Ayağıma kurşun sıktım ama çağdaş resmi galeriden alın

Türkiye’de müzayede denildiğinde akla ilk gelen isim Raffi Portakal... Dedesi Yervant Portakal ve babası Aret Portakal’dan devraldığı antikacılık mirasını bir markaya dönüştüren Raffi Portakal, Türkiye’deki bir çok özel müze ve koleksiyonu da yönlendiren kişi. ‘Sanat serüveni’ne 1964’de başlayan Portakal, iş dünyasının sanatla ilgilenen hemen her üyesini yakından tanıyor.
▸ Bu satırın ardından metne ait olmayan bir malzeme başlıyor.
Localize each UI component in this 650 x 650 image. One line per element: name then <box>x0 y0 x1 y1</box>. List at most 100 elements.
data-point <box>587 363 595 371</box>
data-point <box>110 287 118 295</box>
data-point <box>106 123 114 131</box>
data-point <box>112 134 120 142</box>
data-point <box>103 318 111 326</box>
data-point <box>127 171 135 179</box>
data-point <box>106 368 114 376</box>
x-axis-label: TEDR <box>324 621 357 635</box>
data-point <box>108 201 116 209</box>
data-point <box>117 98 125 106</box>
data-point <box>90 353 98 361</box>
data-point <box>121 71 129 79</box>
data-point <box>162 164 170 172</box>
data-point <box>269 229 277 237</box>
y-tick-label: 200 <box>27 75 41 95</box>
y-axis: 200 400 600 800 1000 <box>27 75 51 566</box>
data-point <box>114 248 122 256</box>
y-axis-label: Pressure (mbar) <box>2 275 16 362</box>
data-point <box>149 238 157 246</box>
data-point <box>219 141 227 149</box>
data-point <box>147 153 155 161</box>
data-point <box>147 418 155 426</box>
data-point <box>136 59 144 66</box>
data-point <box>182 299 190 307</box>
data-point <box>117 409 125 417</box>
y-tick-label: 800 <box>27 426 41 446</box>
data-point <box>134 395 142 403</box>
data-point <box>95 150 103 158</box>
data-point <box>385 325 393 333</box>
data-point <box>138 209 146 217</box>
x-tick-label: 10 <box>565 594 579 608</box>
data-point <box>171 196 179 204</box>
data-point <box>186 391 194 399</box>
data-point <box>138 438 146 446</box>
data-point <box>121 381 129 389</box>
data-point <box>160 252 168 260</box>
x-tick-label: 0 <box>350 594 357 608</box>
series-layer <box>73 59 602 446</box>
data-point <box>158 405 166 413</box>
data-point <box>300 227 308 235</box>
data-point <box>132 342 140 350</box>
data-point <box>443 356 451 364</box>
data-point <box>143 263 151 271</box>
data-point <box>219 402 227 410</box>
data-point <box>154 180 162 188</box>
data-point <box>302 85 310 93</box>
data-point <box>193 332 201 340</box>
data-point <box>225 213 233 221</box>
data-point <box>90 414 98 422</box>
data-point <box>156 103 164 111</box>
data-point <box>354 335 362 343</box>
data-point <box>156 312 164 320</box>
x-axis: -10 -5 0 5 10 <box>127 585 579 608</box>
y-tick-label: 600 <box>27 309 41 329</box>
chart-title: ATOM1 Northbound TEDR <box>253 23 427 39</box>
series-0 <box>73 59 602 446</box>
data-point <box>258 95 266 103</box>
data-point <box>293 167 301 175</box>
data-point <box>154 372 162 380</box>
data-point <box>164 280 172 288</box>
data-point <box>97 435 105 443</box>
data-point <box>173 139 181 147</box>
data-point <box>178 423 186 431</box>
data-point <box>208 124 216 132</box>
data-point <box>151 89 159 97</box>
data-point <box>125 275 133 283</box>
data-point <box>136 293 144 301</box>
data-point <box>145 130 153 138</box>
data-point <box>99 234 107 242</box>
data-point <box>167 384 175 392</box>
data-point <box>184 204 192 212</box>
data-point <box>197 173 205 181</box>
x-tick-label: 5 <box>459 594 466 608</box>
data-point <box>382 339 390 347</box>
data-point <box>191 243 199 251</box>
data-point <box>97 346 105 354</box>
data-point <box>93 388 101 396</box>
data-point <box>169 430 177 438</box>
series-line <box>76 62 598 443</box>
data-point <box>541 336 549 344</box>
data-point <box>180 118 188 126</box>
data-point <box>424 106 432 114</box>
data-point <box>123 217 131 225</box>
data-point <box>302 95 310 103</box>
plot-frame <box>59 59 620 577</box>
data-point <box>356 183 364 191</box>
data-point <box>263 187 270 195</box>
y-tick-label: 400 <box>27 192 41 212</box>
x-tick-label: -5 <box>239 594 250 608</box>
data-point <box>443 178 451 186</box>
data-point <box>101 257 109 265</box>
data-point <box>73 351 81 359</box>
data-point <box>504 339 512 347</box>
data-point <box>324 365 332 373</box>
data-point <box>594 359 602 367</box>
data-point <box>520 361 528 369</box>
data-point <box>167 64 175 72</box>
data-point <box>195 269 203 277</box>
Kurucuları arasında yer aldığı Sabancı Müzesi’nde sanatın daha çok ‘ekonomik’ yönünü konuştuğumuz Portakal iş dünyasının müze kurma merakından, galerici - müzayedeci çekişmesine, en sıkı koleksiyonerlerden, sanatta sahteciliğe görüşlerini aktardı.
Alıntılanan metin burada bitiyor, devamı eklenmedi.